Oracle virtual indexes
Article by
Rampant Author
Chris Foot
One of the areas I am strong at is using
the proper indexes to influence SQL statement access paths. We
know that an index can influence the optimizer to change an
access path from a tablescan to a table lookup using an index
ROWID. But indexes can also influence the type of join used as
well as the order of the tables being joined.
Let's take a look at the benefits virtual indexes have and we'll
finish this blog by reviewing how indexes can affect simple
access paths, join methods and join orders.
Virtual Indexes
I use virtual indexes in both 9i and 10G. I like them because I
can quickly do "what if" scenarios. I can create the index and
present it to the optimizer without waiting for the index to
become populated and stored on disk. This feature allows me to
reduce the amount of time I spend tuning, which is always a good
thing.
I also use virtual indexes when I am training myself and others.
Most production environments do have test counterparts, but
there are times when I need to teach many different indexing
concepts and waiting for indexes to build often becomes a
detriment to the learning process.
9I OEM Virtual Index Wizard
The Virtual Index Wizard feature is provided in the Tuning Pack
option of 9I OEM. Although there are a couple of ways to
activate the wizard, let's take a look at the one that I most
often use. Since we are going to be navigating through the SQL
Analyze tool, we might as well review some of the other features
it provides.
SQL Analyze
9I OEM provides the SQL Analyze tool to view access path
information. SQL Analyze is only available if you have purchased
the tuning pack option for 9I OEM. This screenshot shows me
navigating through 9I OEM's menus to activate SQL Analyze.
When you activate SQL Analyze, the first step the utility
performs is to display a listing of all of the top resource
consuming SQL statements that are contained in the library
cache. If the statement has been flushed from cache, you won't
find it in this display.
The tool lists all of the databases on the left side of the
panel that you worked with in the past. As you can see, I am a
pretty active user of SQL Analyze. I can double-click on any
statement in the top SQL listing to view its access path
information. I can also use the menu system at the top of the
screen to create a blank worksheet for new queries that I can
enter manually. I found the statement I wanted from the listing
and double-clicked on it to activate the SQL tuning panel.
The panel displays the SQL statement, and like our other
utilities, allows us to step through the access path the query
is taking. I can click on the SQL drop down menu at the top of
the screen to ask Oracle to explain the statement using the
various optimizer modes that are available.
SQL Analyze Tuning Tools
SQL Analyze provide us with tools that facilitate the SQL tuning
process. The tools menu at the top of the screen allows me to
choose from three different wizards.
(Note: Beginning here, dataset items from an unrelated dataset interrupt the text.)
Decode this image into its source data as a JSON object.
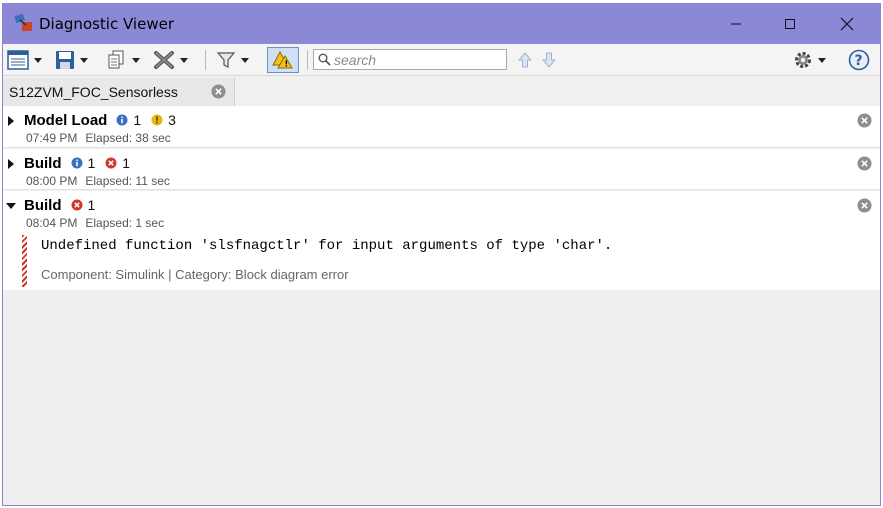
{
  "window": {
    "title": "Diagnostic Viewer",
    "icon": "matlab-simulink-icon"
  },
  "toolbar": {
    "items": [
      "report-view-icon",
      "save-icon",
      "copy-icon",
      "clear-icon",
      "filter-icon",
      "warning-filter-icon",
      "arrow-up-icon",
      "arrow-down-icon",
      "gear-icon",
      "help-icon"
    ],
    "search_placeholder": "search",
    "search_value": ""
  },
  "tabs": [
    {
      "label": "S12ZVM_FOC_Sensorless",
      "active": true
    }
  ],
  "entries": [
    {
      "title": "Model Load",
      "expanded": false,
      "info_count": "1",
      "warning_count": "3",
      "time": "07:49 PM",
      "elapsed": "Elapsed: 38 sec"
    },
    {
      "title": "Build",
      "expanded": false,
      "info_count": "1",
      "error_count": "1",
      "time": "08:00 PM",
      "elapsed": "Elapsed: 11 sec"
    },
    {
      "title": "Build",
      "expanded": true,
      "error_count": "1",
      "time": "08:04 PM",
      "elapsed": "Elapsed: 1 sec",
      "message": "Undefined function 'slsfnagctlr' for input arguments of type 'char'.",
      "meta": "Component:  Simulink | Category:  Block diagram error"
    }
  ],
  "colors": {
    "titlebar": "#8b88d6",
    "error": "#d2362b",
    "info": "#3a6fc4",
    "warning": "#e8b60c"
  }
}
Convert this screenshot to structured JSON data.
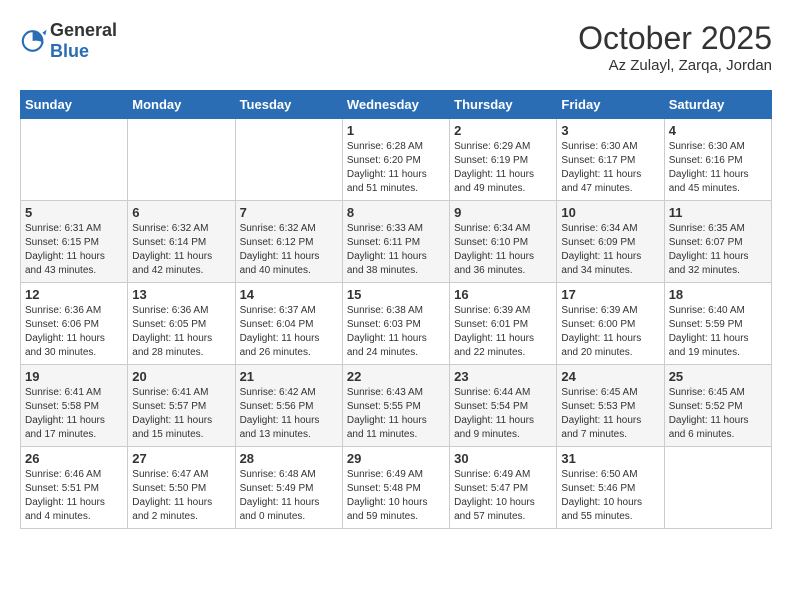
{
  "header": {
    "logo_general": "General",
    "logo_blue": "Blue",
    "month": "October 2025",
    "location": "Az Zulayl, Zarqa, Jordan"
  },
  "weekdays": [
    "Sunday",
    "Monday",
    "Tuesday",
    "Wednesday",
    "Thursday",
    "Friday",
    "Saturday"
  ],
  "weeks": [
    [
      {
        "day": "",
        "info": ""
      },
      {
        "day": "",
        "info": ""
      },
      {
        "day": "",
        "info": ""
      },
      {
        "day": "1",
        "sunrise": "Sunrise: 6:28 AM",
        "sunset": "Sunset: 6:20 PM",
        "daylight": "Daylight: 11 hours and 51 minutes."
      },
      {
        "day": "2",
        "sunrise": "Sunrise: 6:29 AM",
        "sunset": "Sunset: 6:19 PM",
        "daylight": "Daylight: 11 hours and 49 minutes."
      },
      {
        "day": "3",
        "sunrise": "Sunrise: 6:30 AM",
        "sunset": "Sunset: 6:17 PM",
        "daylight": "Daylight: 11 hours and 47 minutes."
      },
      {
        "day": "4",
        "sunrise": "Sunrise: 6:30 AM",
        "sunset": "Sunset: 6:16 PM",
        "daylight": "Daylight: 11 hours and 45 minutes."
      }
    ],
    [
      {
        "day": "5",
        "sunrise": "Sunrise: 6:31 AM",
        "sunset": "Sunset: 6:15 PM",
        "daylight": "Daylight: 11 hours and 43 minutes."
      },
      {
        "day": "6",
        "sunrise": "Sunrise: 6:32 AM",
        "sunset": "Sunset: 6:14 PM",
        "daylight": "Daylight: 11 hours and 42 minutes."
      },
      {
        "day": "7",
        "sunrise": "Sunrise: 6:32 AM",
        "sunset": "Sunset: 6:12 PM",
        "daylight": "Daylight: 11 hours and 40 minutes."
      },
      {
        "day": "8",
        "sunrise": "Sunrise: 6:33 AM",
        "sunset": "Sunset: 6:11 PM",
        "daylight": "Daylight: 11 hours and 38 minutes."
      },
      {
        "day": "9",
        "sunrise": "Sunrise: 6:34 AM",
        "sunset": "Sunset: 6:10 PM",
        "daylight": "Daylight: 11 hours and 36 minutes."
      },
      {
        "day": "10",
        "sunrise": "Sunrise: 6:34 AM",
        "sunset": "Sunset: 6:09 PM",
        "daylight": "Daylight: 11 hours and 34 minutes."
      },
      {
        "day": "11",
        "sunrise": "Sunrise: 6:35 AM",
        "sunset": "Sunset: 6:07 PM",
        "daylight": "Daylight: 11 hours and 32 minutes."
      }
    ],
    [
      {
        "day": "12",
        "sunrise": "Sunrise: 6:36 AM",
        "sunset": "Sunset: 6:06 PM",
        "daylight": "Daylight: 11 hours and 30 minutes."
      },
      {
        "day": "13",
        "sunrise": "Sunrise: 6:36 AM",
        "sunset": "Sunset: 6:05 PM",
        "daylight": "Daylight: 11 hours and 28 minutes."
      },
      {
        "day": "14",
        "sunrise": "Sunrise: 6:37 AM",
        "sunset": "Sunset: 6:04 PM",
        "daylight": "Daylight: 11 hours and 26 minutes."
      },
      {
        "day": "15",
        "sunrise": "Sunrise: 6:38 AM",
        "sunset": "Sunset: 6:03 PM",
        "daylight": "Daylight: 11 hours and 24 minutes."
      },
      {
        "day": "16",
        "sunrise": "Sunrise: 6:39 AM",
        "sunset": "Sunset: 6:01 PM",
        "daylight": "Daylight: 11 hours and 22 minutes."
      },
      {
        "day": "17",
        "sunrise": "Sunrise: 6:39 AM",
        "sunset": "Sunset: 6:00 PM",
        "daylight": "Daylight: 11 hours and 20 minutes."
      },
      {
        "day": "18",
        "sunrise": "Sunrise: 6:40 AM",
        "sunset": "Sunset: 5:59 PM",
        "daylight": "Daylight: 11 hours and 19 minutes."
      }
    ],
    [
      {
        "day": "19",
        "sunrise": "Sunrise: 6:41 AM",
        "sunset": "Sunset: 5:58 PM",
        "daylight": "Daylight: 11 hours and 17 minutes."
      },
      {
        "day": "20",
        "sunrise": "Sunrise: 6:41 AM",
        "sunset": "Sunset: 5:57 PM",
        "daylight": "Daylight: 11 hours and 15 minutes."
      },
      {
        "day": "21",
        "sunrise": "Sunrise: 6:42 AM",
        "sunset": "Sunset: 5:56 PM",
        "daylight": "Daylight: 11 hours and 13 minutes."
      },
      {
        "day": "22",
        "sunrise": "Sunrise: 6:43 AM",
        "sunset": "Sunset: 5:55 PM",
        "daylight": "Daylight: 11 hours and 11 minutes."
      },
      {
        "day": "23",
        "sunrise": "Sunrise: 6:44 AM",
        "sunset": "Sunset: 5:54 PM",
        "daylight": "Daylight: 11 hours and 9 minutes."
      },
      {
        "day": "24",
        "sunrise": "Sunrise: 6:45 AM",
        "sunset": "Sunset: 5:53 PM",
        "daylight": "Daylight: 11 hours and 7 minutes."
      },
      {
        "day": "25",
        "sunrise": "Sunrise: 6:45 AM",
        "sunset": "Sunset: 5:52 PM",
        "daylight": "Daylight: 11 hours and 6 minutes."
      }
    ],
    [
      {
        "day": "26",
        "sunrise": "Sunrise: 6:46 AM",
        "sunset": "Sunset: 5:51 PM",
        "daylight": "Daylight: 11 hours and 4 minutes."
      },
      {
        "day": "27",
        "sunrise": "Sunrise: 6:47 AM",
        "sunset": "Sunset: 5:50 PM",
        "daylight": "Daylight: 11 hours and 2 minutes."
      },
      {
        "day": "28",
        "sunrise": "Sunrise: 6:48 AM",
        "sunset": "Sunset: 5:49 PM",
        "daylight": "Daylight: 11 hours and 0 minutes."
      },
      {
        "day": "29",
        "sunrise": "Sunrise: 6:49 AM",
        "sunset": "Sunset: 5:48 PM",
        "daylight": "Daylight: 10 hours and 59 minutes."
      },
      {
        "day": "30",
        "sunrise": "Sunrise: 6:49 AM",
        "sunset": "Sunset: 5:47 PM",
        "daylight": "Daylight: 10 hours and 57 minutes."
      },
      {
        "day": "31",
        "sunrise": "Sunrise: 6:50 AM",
        "sunset": "Sunset: 5:46 PM",
        "daylight": "Daylight: 10 hours and 55 minutes."
      },
      {
        "day": "",
        "info": ""
      }
    ]
  ]
}
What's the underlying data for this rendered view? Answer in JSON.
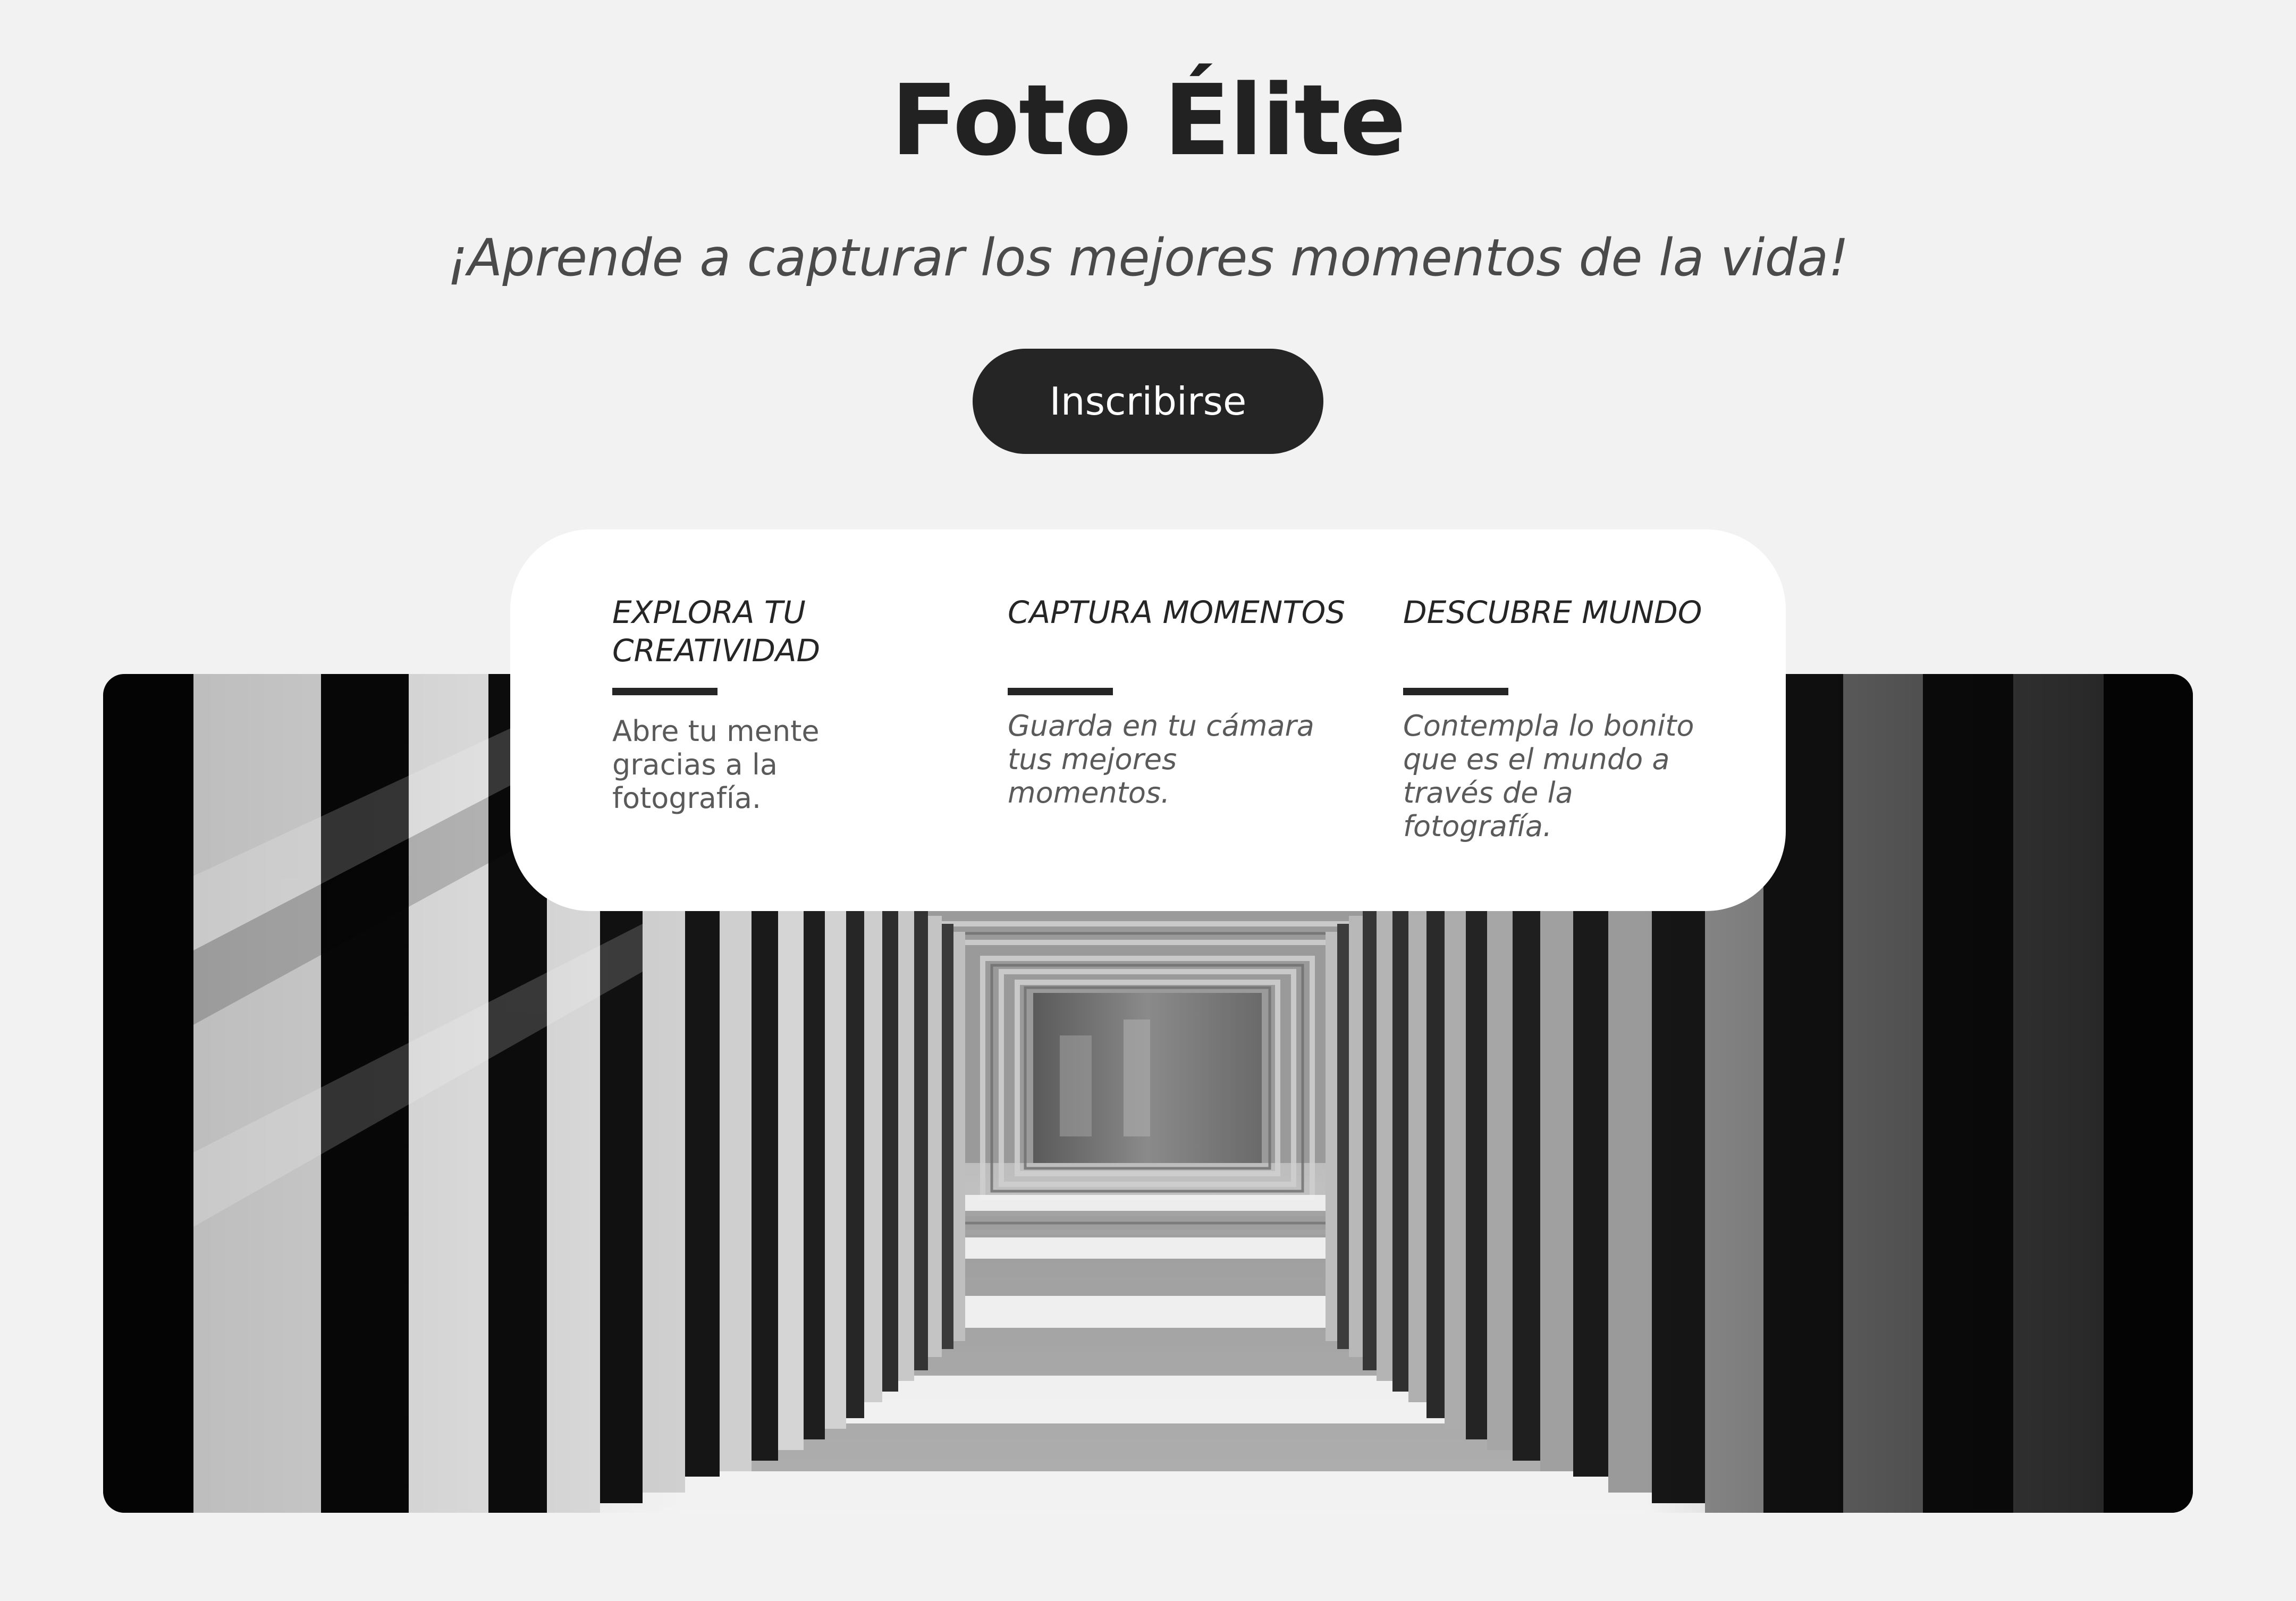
{
  "header": {
    "title": "Foto Élite",
    "subtitle": "¡Aprende a capturar los mejores momentos de la vida!",
    "cta_label": "Inscribirse"
  },
  "hero": {
    "image": "black-and-white-corridor-photo"
  },
  "features": [
    {
      "title": "EXPLORA TU CREATIVIDAD",
      "text": "Abre tu mente gracias a la fotografía."
    },
    {
      "title": "CAPTURA MOMENTOS",
      "text": "Guarda en tu cámara tus mejores momentos."
    },
    {
      "title": "DESCUBRE MUNDO",
      "text": "Contempla lo bonito que es el mundo a través de la fotografía."
    }
  ],
  "colors": {
    "background": "#f2f2f2",
    "primary": "#252525",
    "card": "#ffffff",
    "muted_text": "#5a5a5a"
  }
}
We'll review the
Virtual Index Wizard in just a moment.
The Hint Wizard allows us to choose hints
from a drop-down menu system, while the SQL Tuning Wizard
activates an intelligent advisor that provides us with SQL
tuning recommendations. Once you have run the SQL Tuning Wizard
a few times, it's pretty easy to see that it was the precursor
to some of the more advanced utilities that are now available in
Oracle 10G.
Index Affects on Access Paths
Let's use a nested loop join as a quick and somewhat easy
example. In a nested loop join, one of the tables in the join is
known as the outer table while the other table (the table being
probed) is known as the inner table. Oracle reads a row from the
outer table and uses the columns in the join condition to probe
the inner table.
Take a look at the SQL statement and graphical access path
display below:
select a.employee_id, a.last_name, b.department_id,
b.department_name,
c.street_address, c.postal_code, c.city, c.state_province
from hr.employees a, hr.departments b, hr.locations c
where a.department_id=b.department_id
and b.location_id=c.location_id
and a.employee_id = 174
order by a.last_name;
We are joining three tables together HR.EMPLOYEES,
HR.DEPARTMENTS and HR.LOCATIONS. Notice that we have two
different nested loop join operations. Oracle only joins two
tables together at a time. It then creates an intermediate
result set and uses that result set to join to the next table.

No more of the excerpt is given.